Lucy Herdelin, an HMHS senior and vice president of the 50/50 for the last two years, recognizes things like the art show lead women to visibility and the ability to be heard, which translates to opportunity and power.
“A lot of people think about careers in the arts and think there are no opportunities, but that’s not the case. Every student in America has had an art teacher, and if that’s something you think you can do, if you have that artistic ability and that passion, then that’s an opportunity,” she said.
Herdelin, who has the chance to study modern language in college next year, knows she’s standing on the shoulders of giants who paved the way in previous generations.
“My older sister’s studying to become a chemical engineer. Watching her experience and comparing it to every story I’ve ever heard from the older women in my family, it’s so drastically different. She’s going to study in China over the summer, and that’s an opportunity that wouldn’t have been available to her 20, 30, even more years ago,” she said.
“My success is something that doesn’t just belong to me. Everything I’ve done with my studies and education, for some women it never was an option. I have these opportunities, I have the chance to take them, and so I have to do it.”
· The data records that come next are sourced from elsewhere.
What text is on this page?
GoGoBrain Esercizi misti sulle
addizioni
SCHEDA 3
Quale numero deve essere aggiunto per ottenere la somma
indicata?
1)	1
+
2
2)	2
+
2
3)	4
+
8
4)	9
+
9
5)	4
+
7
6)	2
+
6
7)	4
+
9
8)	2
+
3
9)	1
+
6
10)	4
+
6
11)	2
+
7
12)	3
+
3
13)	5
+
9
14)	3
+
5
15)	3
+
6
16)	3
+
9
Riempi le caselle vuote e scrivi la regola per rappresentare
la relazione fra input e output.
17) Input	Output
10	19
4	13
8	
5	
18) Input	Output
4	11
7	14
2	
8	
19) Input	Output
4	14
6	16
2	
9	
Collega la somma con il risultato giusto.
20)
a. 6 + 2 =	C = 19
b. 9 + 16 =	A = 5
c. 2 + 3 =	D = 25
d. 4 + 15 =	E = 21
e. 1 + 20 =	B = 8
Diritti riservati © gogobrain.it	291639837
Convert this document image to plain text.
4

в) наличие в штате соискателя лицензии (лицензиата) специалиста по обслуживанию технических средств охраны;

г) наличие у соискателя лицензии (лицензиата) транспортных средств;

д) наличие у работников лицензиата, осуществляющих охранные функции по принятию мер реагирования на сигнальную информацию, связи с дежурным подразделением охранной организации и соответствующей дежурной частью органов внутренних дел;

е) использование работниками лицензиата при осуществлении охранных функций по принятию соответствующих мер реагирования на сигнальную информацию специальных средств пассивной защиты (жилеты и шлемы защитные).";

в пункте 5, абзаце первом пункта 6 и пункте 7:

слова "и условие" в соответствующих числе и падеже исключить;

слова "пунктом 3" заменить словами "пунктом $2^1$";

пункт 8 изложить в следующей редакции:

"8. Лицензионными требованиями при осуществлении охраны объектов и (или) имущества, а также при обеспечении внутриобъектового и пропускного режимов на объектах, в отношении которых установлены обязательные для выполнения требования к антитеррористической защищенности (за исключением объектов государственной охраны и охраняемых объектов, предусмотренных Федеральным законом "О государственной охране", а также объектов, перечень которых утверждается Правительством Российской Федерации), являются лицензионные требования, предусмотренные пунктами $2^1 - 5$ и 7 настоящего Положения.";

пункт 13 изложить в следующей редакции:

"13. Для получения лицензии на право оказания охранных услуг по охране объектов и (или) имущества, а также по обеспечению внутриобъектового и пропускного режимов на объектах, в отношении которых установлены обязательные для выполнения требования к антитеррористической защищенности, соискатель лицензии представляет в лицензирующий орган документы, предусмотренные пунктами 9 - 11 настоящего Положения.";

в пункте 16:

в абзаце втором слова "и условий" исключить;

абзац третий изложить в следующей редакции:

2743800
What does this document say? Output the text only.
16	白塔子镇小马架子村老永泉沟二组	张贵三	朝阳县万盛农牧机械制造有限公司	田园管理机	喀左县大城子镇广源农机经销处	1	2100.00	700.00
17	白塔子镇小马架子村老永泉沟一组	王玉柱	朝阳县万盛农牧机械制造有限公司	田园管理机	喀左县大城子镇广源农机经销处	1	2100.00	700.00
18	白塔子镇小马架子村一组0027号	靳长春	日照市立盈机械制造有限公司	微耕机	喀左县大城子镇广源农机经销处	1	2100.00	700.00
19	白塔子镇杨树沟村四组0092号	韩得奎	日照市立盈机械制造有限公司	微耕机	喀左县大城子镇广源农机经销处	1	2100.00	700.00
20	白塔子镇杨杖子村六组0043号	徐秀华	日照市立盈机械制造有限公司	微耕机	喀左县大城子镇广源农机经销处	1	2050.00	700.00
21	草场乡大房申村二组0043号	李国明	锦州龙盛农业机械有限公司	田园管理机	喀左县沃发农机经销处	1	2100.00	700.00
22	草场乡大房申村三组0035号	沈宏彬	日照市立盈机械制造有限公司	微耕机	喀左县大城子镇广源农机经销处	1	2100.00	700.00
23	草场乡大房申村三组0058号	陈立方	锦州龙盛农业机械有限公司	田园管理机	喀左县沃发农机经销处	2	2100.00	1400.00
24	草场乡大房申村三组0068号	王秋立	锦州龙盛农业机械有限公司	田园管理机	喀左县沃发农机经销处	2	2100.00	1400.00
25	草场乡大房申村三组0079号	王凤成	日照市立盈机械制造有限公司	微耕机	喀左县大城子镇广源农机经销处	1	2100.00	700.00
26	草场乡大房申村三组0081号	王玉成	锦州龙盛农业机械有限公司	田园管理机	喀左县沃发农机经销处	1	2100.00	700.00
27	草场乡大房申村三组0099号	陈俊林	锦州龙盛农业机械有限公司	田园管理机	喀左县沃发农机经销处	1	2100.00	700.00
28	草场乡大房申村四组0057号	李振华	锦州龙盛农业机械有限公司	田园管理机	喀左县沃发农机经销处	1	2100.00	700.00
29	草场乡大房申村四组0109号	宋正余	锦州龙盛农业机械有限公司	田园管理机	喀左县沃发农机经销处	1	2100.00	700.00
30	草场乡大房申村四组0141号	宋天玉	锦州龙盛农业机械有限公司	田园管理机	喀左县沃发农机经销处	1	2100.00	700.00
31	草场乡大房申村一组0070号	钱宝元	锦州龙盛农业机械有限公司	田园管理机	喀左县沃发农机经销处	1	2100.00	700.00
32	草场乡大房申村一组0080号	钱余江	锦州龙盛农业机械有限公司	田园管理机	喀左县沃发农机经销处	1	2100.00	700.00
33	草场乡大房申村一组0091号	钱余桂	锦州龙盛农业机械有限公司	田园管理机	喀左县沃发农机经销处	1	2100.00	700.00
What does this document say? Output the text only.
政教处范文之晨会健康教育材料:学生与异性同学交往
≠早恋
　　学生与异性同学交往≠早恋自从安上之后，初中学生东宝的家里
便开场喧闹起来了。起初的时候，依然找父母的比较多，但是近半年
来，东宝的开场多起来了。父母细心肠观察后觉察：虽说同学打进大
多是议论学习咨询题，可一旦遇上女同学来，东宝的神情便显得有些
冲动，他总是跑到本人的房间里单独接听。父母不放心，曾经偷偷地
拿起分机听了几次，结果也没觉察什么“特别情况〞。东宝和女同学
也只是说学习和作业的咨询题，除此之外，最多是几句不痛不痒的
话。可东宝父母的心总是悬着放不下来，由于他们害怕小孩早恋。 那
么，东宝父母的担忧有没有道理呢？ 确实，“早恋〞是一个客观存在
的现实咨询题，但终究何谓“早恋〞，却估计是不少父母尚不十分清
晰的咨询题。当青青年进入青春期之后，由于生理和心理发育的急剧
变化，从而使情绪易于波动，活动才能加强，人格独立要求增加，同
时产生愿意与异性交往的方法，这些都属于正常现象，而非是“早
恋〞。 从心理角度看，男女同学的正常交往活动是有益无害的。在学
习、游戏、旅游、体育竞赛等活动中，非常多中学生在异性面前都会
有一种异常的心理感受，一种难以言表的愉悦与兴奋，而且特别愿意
In the past two years, “Through a Woman’s Eyes” has raised more than $6,000 for GLI via the art show alone. Faculty advisor to the 50/50 Club, HMHS social studies teacher Margaret Gammie, estimated this year’s show brought in more than $2,000, helped along by one of the finest days in early spring. Herdelin confirmed that ticket sales, artist fees, raffles and purchases of the artworks contributed to the total.